Early on in his talk Harrelson showed a slide with a "natural" image of the Willamette Valley next to an image showing how it looks now, with crops being raised in tidy square parcels of farmland.
He then said that actually the Kalapuya managed the land for abundance in their own fashion. For example, they set cold burn fires that weren't hot enough to sterilize the soil, but killed fungus, bugs, dead parts of plants, and such. Fresh grasses then would shoot up that attracted deer and elk, who prefer "baby grass."
It also was interesting to hear that lighting a fire under an oak tree at the proper time would burn up the buggy acorns that fall first from the tree. Then the acorns that fell afterward could be harvested without having to sort out the good acorns from those that had bugs in them.
Camas bulbs were another example of how Native Americans managed for abundance.

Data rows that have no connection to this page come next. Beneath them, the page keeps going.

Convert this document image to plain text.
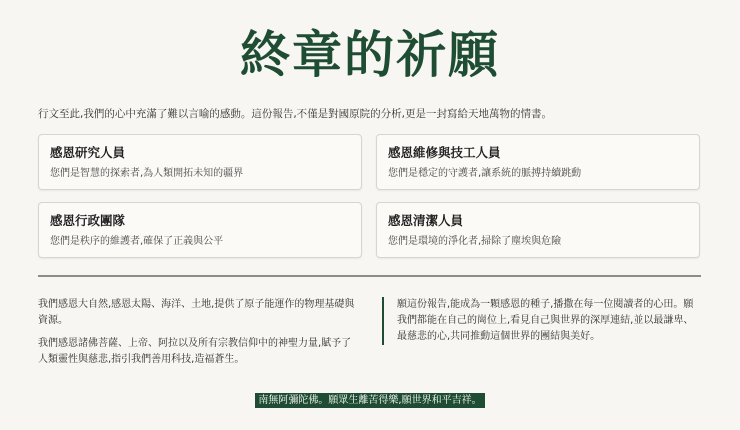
終章的祈願
行文至此,我們的心中充滿了難以言喻的感動。這份報告,不僅是對國原院的分析,更是一封寫給天地萬物的情書。
感恩研究人員
您們是智慧的探索者,為人類開拓未知的疆界
感恩維修與技工人員
您們是穩定的守護者,讓系統的脈搏持續跳動
感恩行政團隊
您們是秩序的維護者,確保了正義與公平
感恩清潔人員
您們是環境的淨化者,掃除了塵埃與危險

我們感恩大自然,感恩太陽、海洋、土地,提供了原子能運作的物理基礎與資源。

我們感恩諸佛菩薩、上帝、阿拉以及所有宗教信仰中的神聖力量,賦予了人類靈性與慈悲,指引我們善用科技,造福蒼生。

願這份報告,能成為一顆感恩的種子,播撒在每一位閱讀者的心田。願我們都能在自己的崗位上,看見自己與世界的深厚連結,並以最謙卑、最慈悲的心,共同推動這個世界的團結與美好。

南無阿彌陀佛。願眾生離苦得樂,願世界和平吉祥。
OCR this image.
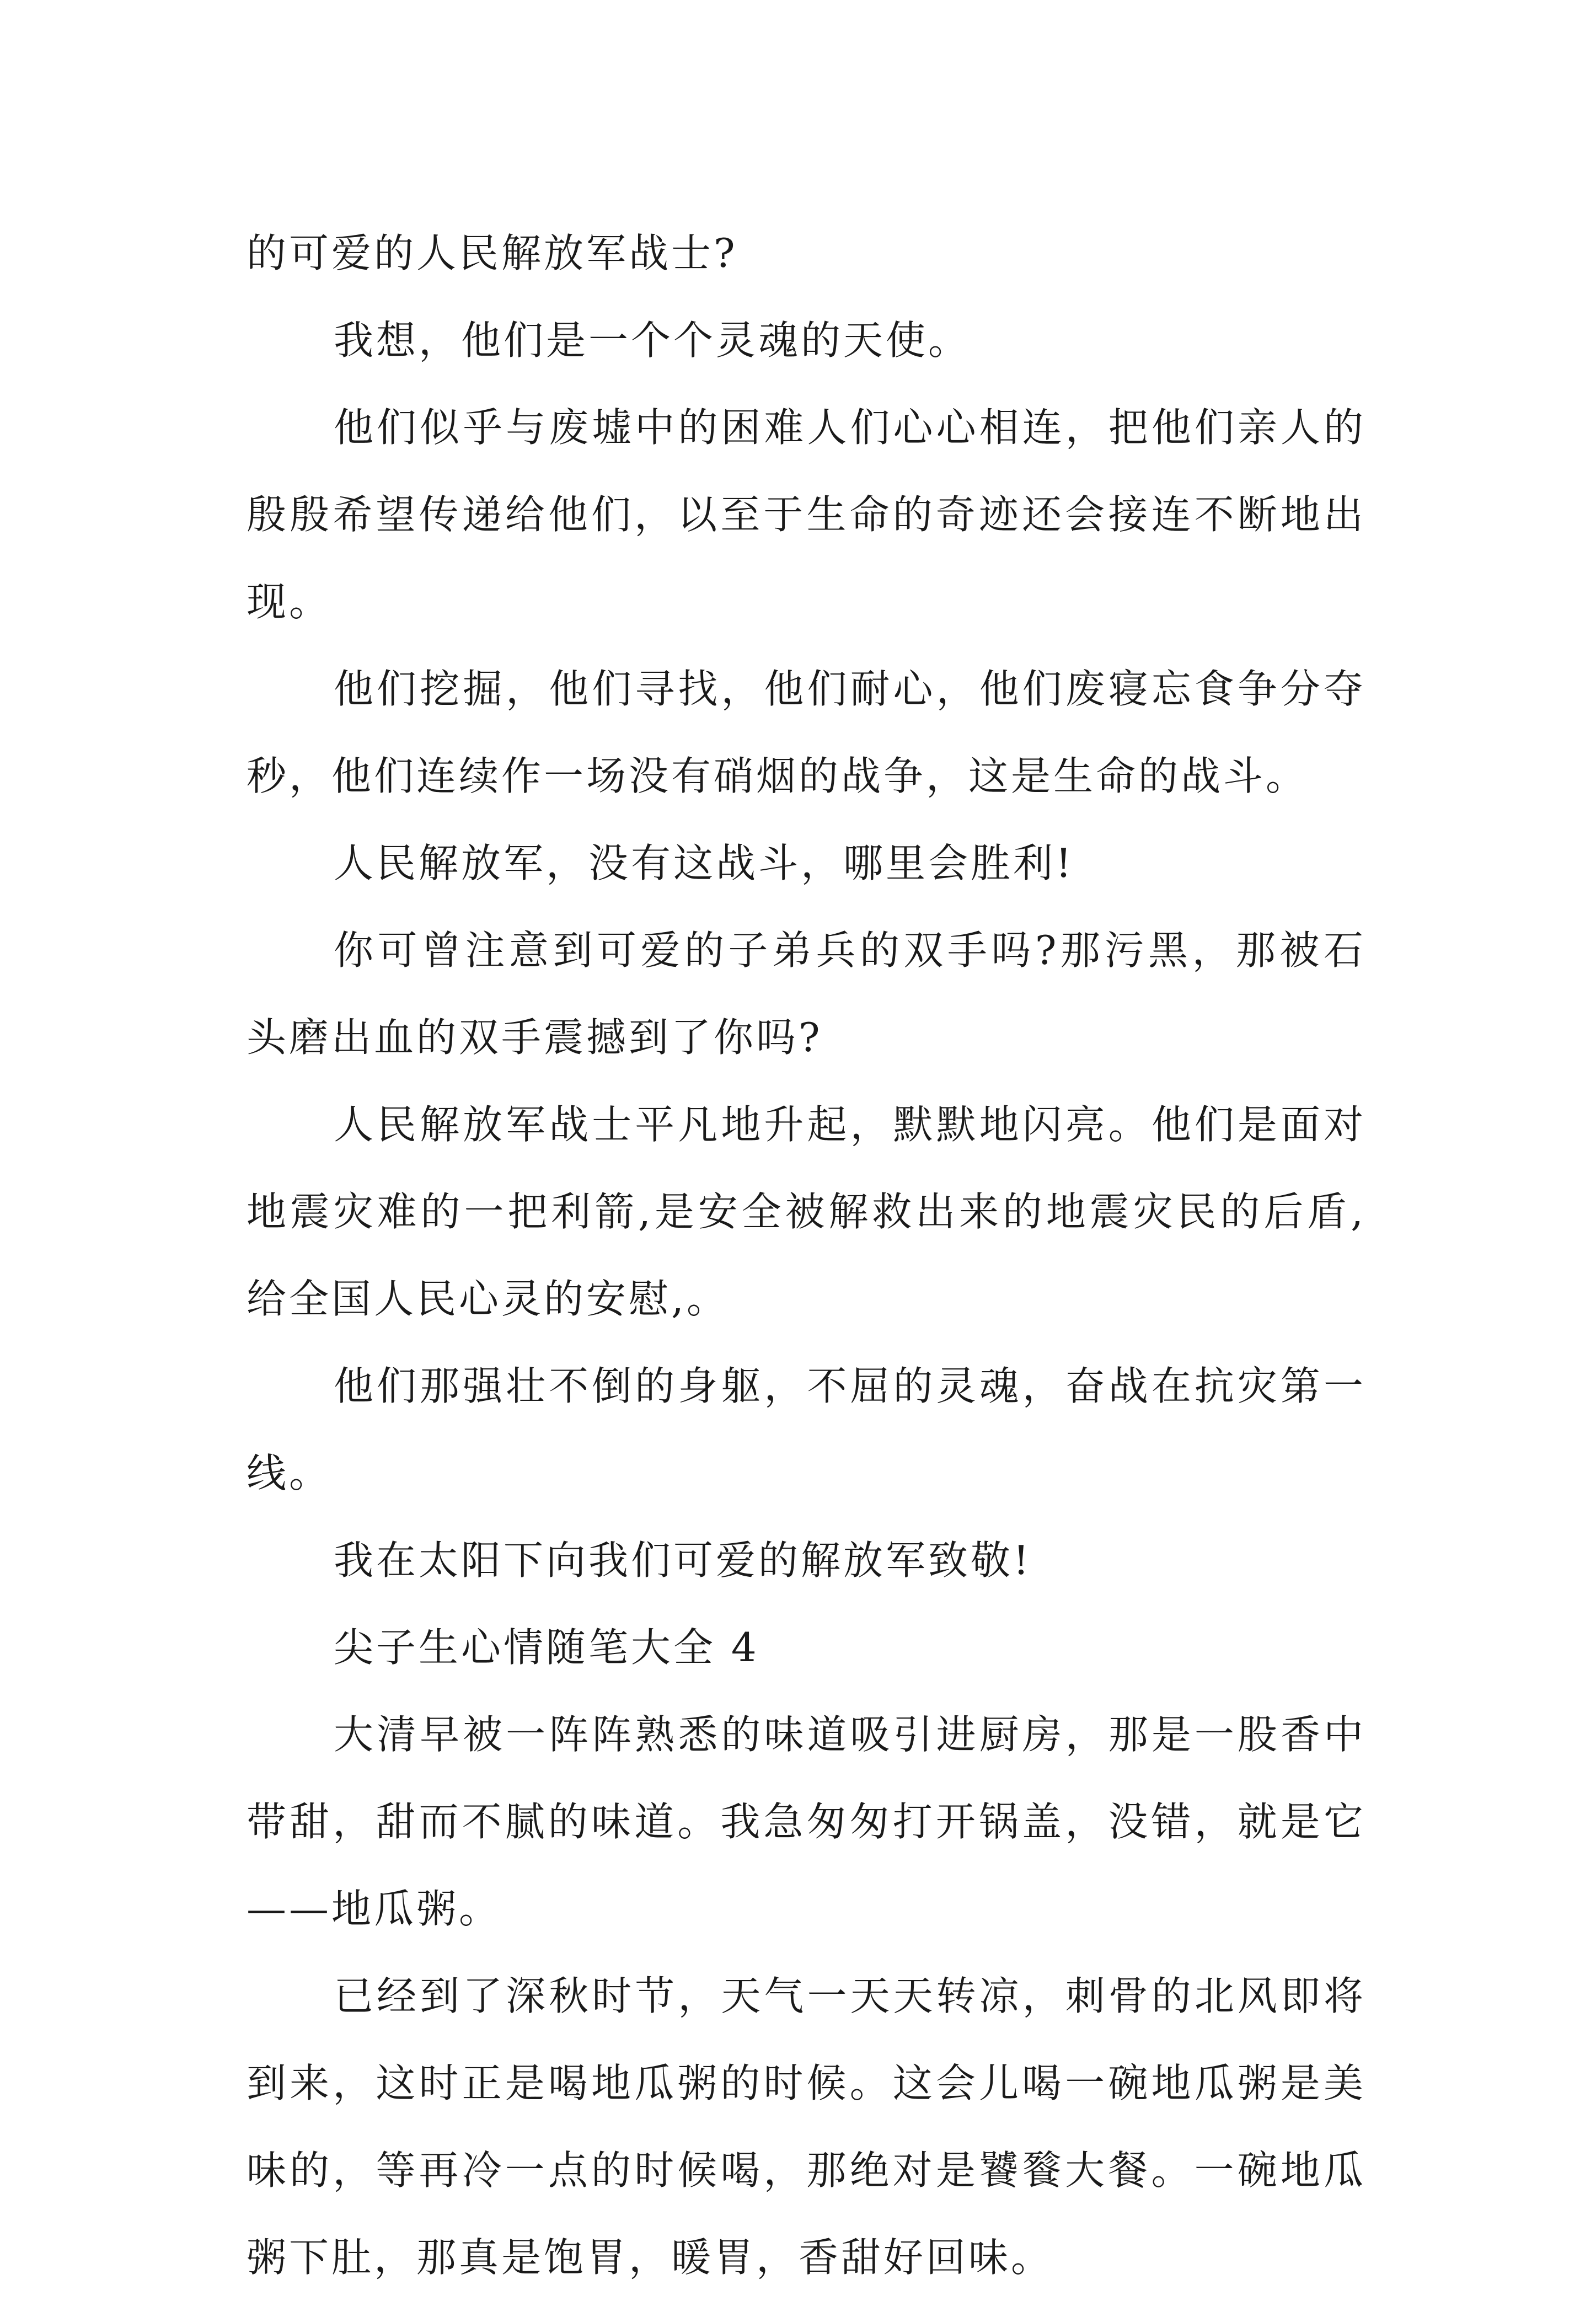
的可爱的人民解放军战士?

我想，他们是一个个灵魂的天使。

他们似乎与废墟中的困难人们心心相连，把他们亲人的殷殷希望传递给他们，以至于生命的奇迹还会接连不断地出现。

他们挖掘，他们寻找，他们耐心，他们废寝忘食争分夺秒，他们连续作一场没有硝烟的战争，这是生命的战斗。

人民解放军，没有这战斗，哪里会胜利!

你可曾注意到可爱的子弟兵的双手吗?那污黑，那被石头磨出血的双手震撼到了你吗?

人民解放军战士平凡地升起，默默地闪亮。他们是面对地震灾难的一把利箭,是安全被解救出来的地震灾民的后盾,给全国人民心灵的安慰,。

他们那强壮不倒的身躯，不屈的灵魂，奋战在抗灾第一线。

我在太阳下向我们可爱的解放军致敬!

尖子生心情随笔大全 4

大清早被一阵阵熟悉的味道吸引进厨房，那是一股香中带甜，甜而不腻的味道。我急匆匆打开锅盖，没错，就是它——地瓜粥。

已经到了深秋时节，天气一天天转凉，刺骨的北风即将到来，这时正是喝地瓜粥的时候。这会儿喝一碗地瓜粥是美味的，等再冷一点的时候喝，那绝对是饕餮大餐。一碗地瓜粥下肚，那真是饱胃，暖胃，香甜好回味。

Harrelson said that the big bulbs would be dug up and kept, while the smaller ones would be left to spread out, producing a denser patch of Camas in future years. Deer and elk would eat the flowers, helping to spread Camas since the seeds were more likely to germinate after being passed through an animal's digestive tract.
He objected to the common notion that Native Americans had some sort of mystical relationship with nature. No, he told us, it was science, figuring out the best ways to manage nature for long-term human requirements. There's no need to romanticize Indians, Harrelson said.

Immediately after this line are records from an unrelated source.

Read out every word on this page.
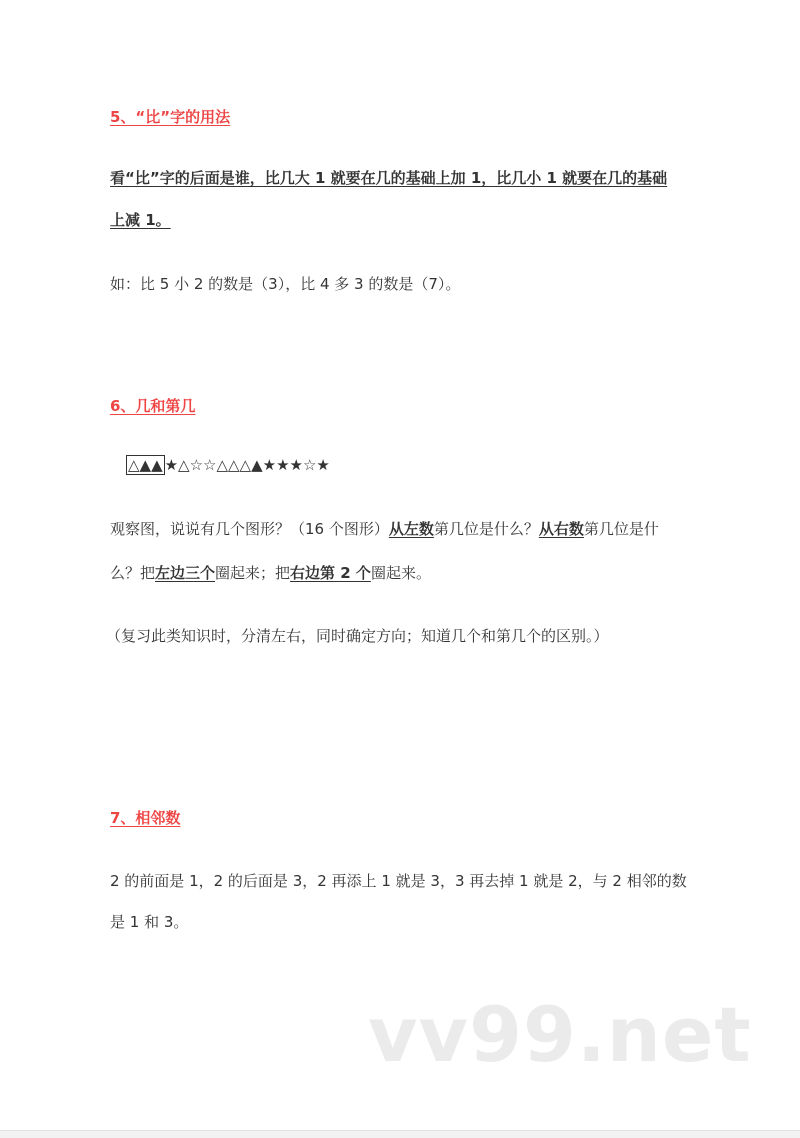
5、“比”字的用法
看“比”字的后面是谁，比几大 1 就要在几的基础上加 1，比几小 1 就要在几的基础
上减 1。
如：比 5 小 2 的数是（3），比 4 多 3 的数是（7）。
6、几和第几
△▲▲ ★△☆☆△△△▲★★★☆★
观察图，说说有几个图形？（16 个图形）从左数第几位是什么？从右数第几位是什
么？把左边三个圈起来；把右边第 2 个圈起来。
（复习此类知识时，分清左右，同时确定方向；知道几个和第几个的区别。）
7、相邻数
2 的前面是 1，2 的后面是 3，2 再添上 1 就是 3，3 再去掉 1 就是 2，与 2 相邻的数
是 1 和 3。
vv99.net
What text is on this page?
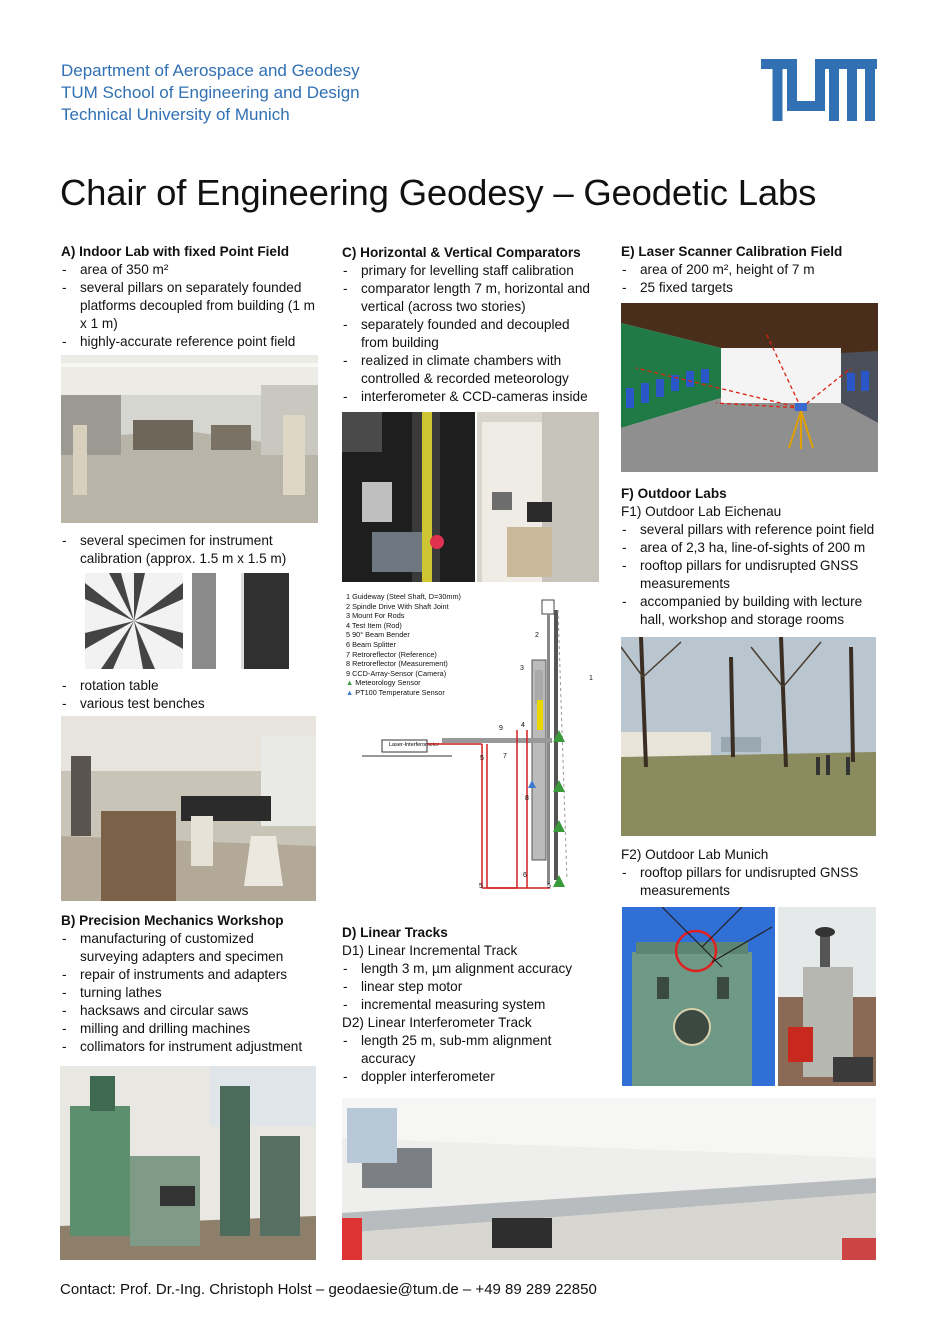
Department of Aerospace and Geodesy
TUM School of Engineering and Design
Technical University of Munich
Chair of Engineering Geodesy – Geodetic Labs
A) Indoor Lab with fixed Point Field
- area of 350 m²
- several pillars on separately founded platforms decoupled from building (1 m x 1 m)
- highly-accurate reference point field
- several specimen for instrument calibration (approx. 1.5 m x 1.5 m)
- rotation table
- various test benches
B) Precision Mechanics Workshop
- manufacturing of customized surveying adapters and specimen
- repair of instruments and adapters
- turning lathes
- hacksaws and circular saws
- milling and drilling machines
- collimators for instrument adjustment
C) Horizontal & Vertical Comparators
- primary for levelling staff calibration
- comparator length 7 m, horizontal and vertical (across two stories)
- separately founded and decoupled from building
- realized in climate chambers with controlled & recorded meteorology
- interferometer & CCD-cameras inside
1 Guideway (Steel Shaft, D=30mm)
2 Spindle Drive With Shaft Joint
3 Mount For Rods
4 Test Item (Rod)
5 90° Beam Bender
6 Beam Splitter
7 Retroreflector (Reference)
8 Retroreflector (Measurement)
9 CCD-Array-Sensor (Camera)
▲ Meteorology Sensor
▲ PT100 Temperature Sensor
Laser-Interferometer
2
3
1
4
9
5	7
8
6
5	5
D) Linear Tracks
D1) Linear Incremental Track
- length 3 m, µm alignment accuracy
- linear step motor
- incremental measuring system
D2) Linear Interferometer Track
- length 25 m, sub-mm alignment accuracy
- doppler interferometer
E) Laser Scanner Calibration Field
- area of 200 m², height of 7 m
- 25 fixed targets
F) Outdoor Labs
F1) Outdoor Lab Eichenau
- several pillars with reference point field
- area of 2,3 ha, line-of-sights of 200 m
- rooftop pillars for undisrupted GNSS measurements
- accompanied by building with lecture hall, workshop and storage rooms
F2) Outdoor Lab Munich
- rooftop pillars for undisrupted GNSS measurements
Contact: Prof. Dr.-Ing. Christoph Holst – geodaesie@tum.de – +49 89 289 22850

I'm fascinated by the Missoula Floods that inundated the Willamette Valley between 15,000 and 13,000 years ago. Harrelson said that the lake formed by the floods was up to 400 feet deep. Until the history of the floods was determined fairly recently, tribal legends about gigantic flooding were considered to be fiction.
But stories of how Native Americans found shelter on Mary's Peak near Corvallis and other high ground now are considered to have grounding in reality.
The image on the right side of this slide shows where different tribes were located in the Willamette Valley. There were five different language families, with the differences between them being as great as the difference between French and Chinese, Harrelson told us.
Harrelson gave us some of the history of treaties that forced the removal of Native Americans to steadily shrinking territory in western Oregon. A forced march to Grande Ronde from Medford was one of the atrocities inflicted on tribe members. He gave us a link to a web site, www.ndnhistoryresearch.com, which has documents and other information relating to the history of Oregon tribes.
Here's a link to descriptions of treaties with the Kalapuya and other tribes in the 1850's. Disturbing reading, for sure.
Lastly, Harrelson gave us a new word, "Landcestor." This is contrasted with "Ancestor." Most of us aren't ancestors of the Native Americans who inhabited Oregon before the settlers arrived. But Harrelson said we are part of the story of the land that is Oregon at this point in time.
Hopefully we'll live up to our responsibility to take care of the land that now is almost entirely under the control of non-Native Americans.